Figure 3a-c shows the creep response of MMCs with same size for different values of the creep stress in the range 20~30 Mpa at temperature \(T = 673{\text{ K}}\), \(T = 623{\text{ K}}\) and \(T = 573{\text{ K}}\). The values of creep stress chosen for nanoparticle reinforced MMCs are all lower than the yields stress, and the computation strategy described above is carried out to obtain these results. Primary creep (stage 1) and steady state creep (stage 2) are both captured in Fig. 3. With the temperature being fixed, the creep strain is higher for higher creep stress at a given time. As the temperature rises, the creep strain at a given creep stress is higher at higher temperature. In addition, at any one of these three chosen temperatures the steady creep rate (creep rate in stage 2) is small when the creep stress is small while in the high stress region the steady creep rate turns to be extremely large.

Fig. 3
3 multi-line graphs of strain versus time. The highest curves with the T equivalents are as follows. A, 55 megapascals, T = 673 K. B, 58 megapascals, T = 623 K. C, 63 megapascals, T = 573 K. D plots log epsilon versus log sigma with concave-up increasing curves. The highest is approximately from (7.48, negative 3.5) to (7.75, negative 2.4).

Creep curves for nanoparticle reinforced MMCs at a \(T = 673{\text{K}}\), b \(T = 623{\text{K}}\) and c \(T = 573{\text{K}}\), and d logarithmic plots of \(\dot{\varepsilon }\sim \sigma\)

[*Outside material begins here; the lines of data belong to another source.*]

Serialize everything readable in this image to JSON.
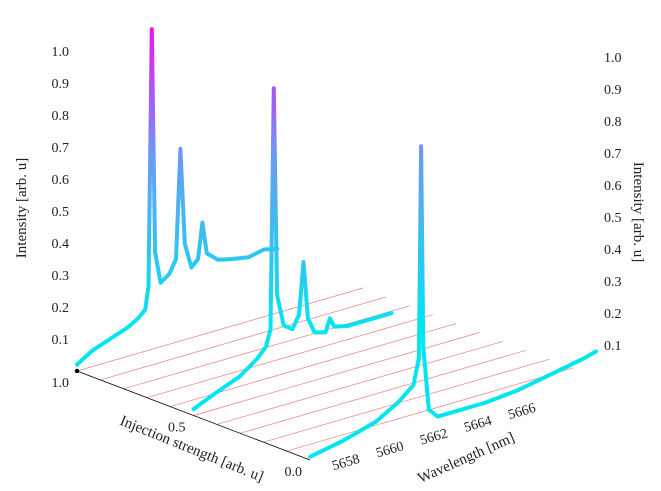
{
  "chart_data": {
    "type": "line",
    "style": "3d-waterfall",
    "xlabel": "Wavelength [nm]",
    "zlabel": "Injection strength [arb. u]",
    "ylabel_left": "Intensity [arb. u]",
    "ylabel_right": "Intensity [arb. u]",
    "x_ticks": [
      "5658",
      "5660",
      "5662",
      "5664",
      "5666"
    ],
    "z_ticks": [
      "0.0",
      "0.5",
      "1.0"
    ],
    "y_ticks": [
      "0.1",
      "0.2",
      "0.3",
      "0.4",
      "0.5",
      "0.6",
      "0.7",
      "0.8",
      "0.9",
      "1.0"
    ],
    "xlim": [
      5656.5,
      5669.5
    ],
    "ylim": [
      0,
      1.0
    ],
    "zlim": [
      0,
      1.0
    ],
    "grid": true,
    "colors": {
      "line_low": "#00e6f0",
      "line_high": "#ff00ff",
      "grid": "#e88080",
      "axis": "#000000"
    },
    "series": [
      {
        "injection": 1.0,
        "points": [
          [
            5656.5,
            0.02
          ],
          [
            5657.2,
            0.05
          ],
          [
            5658.0,
            0.07
          ],
          [
            5658.8,
            0.09
          ],
          [
            5659.3,
            0.11
          ],
          [
            5659.6,
            0.13
          ],
          [
            5659.75,
            0.2
          ],
          [
            5659.9,
            1.0
          ],
          [
            5660.05,
            0.3
          ],
          [
            5660.3,
            0.2
          ],
          [
            5660.7,
            0.22
          ],
          [
            5661.0,
            0.26
          ],
          [
            5661.2,
            0.6
          ],
          [
            5661.4,
            0.3
          ],
          [
            5661.7,
            0.22
          ],
          [
            5662.0,
            0.24
          ],
          [
            5662.2,
            0.35
          ],
          [
            5662.4,
            0.25
          ],
          [
            5662.9,
            0.22
          ],
          [
            5663.5,
            0.21
          ],
          [
            5664.3,
            0.2
          ],
          [
            5665.0,
            0.21
          ],
          [
            5665.6,
            0.2
          ]
        ]
      },
      {
        "injection": 0.5,
        "points": [
          [
            5656.5,
            0.02
          ],
          [
            5657.5,
            0.05
          ],
          [
            5658.6,
            0.08
          ],
          [
            5659.4,
            0.12
          ],
          [
            5659.8,
            0.15
          ],
          [
            5660.0,
            0.2
          ],
          [
            5660.15,
            0.95
          ],
          [
            5660.3,
            0.3
          ],
          [
            5660.6,
            0.2
          ],
          [
            5661.0,
            0.18
          ],
          [
            5661.3,
            0.22
          ],
          [
            5661.5,
            0.38
          ],
          [
            5661.7,
            0.2
          ],
          [
            5662.0,
            0.15
          ],
          [
            5662.5,
            0.14
          ],
          [
            5662.7,
            0.18
          ],
          [
            5662.9,
            0.15
          ],
          [
            5663.5,
            0.14
          ],
          [
            5664.5,
            0.14
          ],
          [
            5665.5,
            0.14
          ]
        ]
      },
      {
        "injection": 0.0,
        "points": [
          [
            5656.5,
            0.01
          ],
          [
            5658.0,
            0.03
          ],
          [
            5659.5,
            0.06
          ],
          [
            5660.5,
            0.1
          ],
          [
            5661.2,
            0.14
          ],
          [
            5661.45,
            0.22
          ],
          [
            5661.55,
            0.88
          ],
          [
            5661.65,
            0.25
          ],
          [
            5661.9,
            0.05
          ],
          [
            5662.3,
            0.02
          ],
          [
            5663.0,
            0.02
          ],
          [
            5664.5,
            0.02
          ],
          [
            5666.0,
            0.03
          ],
          [
            5667.5,
            0.05
          ],
          [
            5669.0,
            0.07
          ],
          [
            5669.5,
            0.08
          ]
        ]
      }
    ]
  }
}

To obtain the stress exponent \(n\), the logarithmic variations of steady creep rate versus stress for nanoparticle reinforced MMCs at different values of temperature are plotted in Fig. 3d and the scatter for the obtained creep rates is under calculations at least three realizations of the initial configurations of dislocations, sources and obstacles. A two stage creep is captured for all temperatures chose: in the low stress region, the steady stress exponent \(n\) is approaching to \(2\); in the high stress region, the steady stress exponent \(n\) exceeds \(10\). For those of pure aluminum and solid solution aluminum alloys, the stress exponent \(n\) for creep is fallen in the range \(n = 3\sim 5\) [22], which is higher than the value in the low stress region and smaller than the value in the high stress region. This suggests the existence of threshold stress, which is resulted from the effective barriers of nanoparticles for dislocation motion. In the low stress region, dislocations cannot break away the obstruction of nanoparticles and the climb rate of dislocations is also slow, while in the high stress region, the thermally activated probability as well as the climb rate of dislocations increases significantly. The threshold stress at every temperature can be obtained by linearly fitting the \(\dot{\varepsilon }^{1/n} \sim \sigma\) in high stress region, where \(n = 3,5,8\) corresponding to viscous dislocation glide controlled creep, dislocation climb controlled creep, and lattice diffusion controlled creep, respectively. In the present simulation, \(n\) is chosen to be \(5\) because neither viscous dislocation glide deformation mechanism nor lattice diffusion deformation mechanism is considered. With \(n\) being fixed, the linearly fitting lines \(\dot{\varepsilon }^{1/n} \sim \sigma\) can be get and the threshold stress yields the value of stress at zero strain rate (i.e. the stress of the intersection point between the fitting line and the line \(\dot{\varepsilon } = 0\)). According to this method, the values of threshold stress at temperature \(T = 673{\text{ K}}\), \(T = 623{\text{ K}}\) and \(T = 573{\text{ K}}\) are \(38.25{\text{ MPa}}\), \(41.86{\text{ MPa}}\) and \({42}{\text{.48 MPa}}\), respectively. It is clear that that the threshold stress tends to decrease with increasing temperature.

4 Conclusion

In summary, the creep property of nanoparticle reinforced MMCs at high temperature is investigated by DDD method in this paper. Vacancy diffusion coupled dislocation climb is involved in the scheme and a dual time step strategy is adopted to overcome the velocity gap between dislocation climb and glide. The results show a transition of creep mechanism as the creep stress increases and it is revealed that the threshold stress tends to decrease with increasing temperature.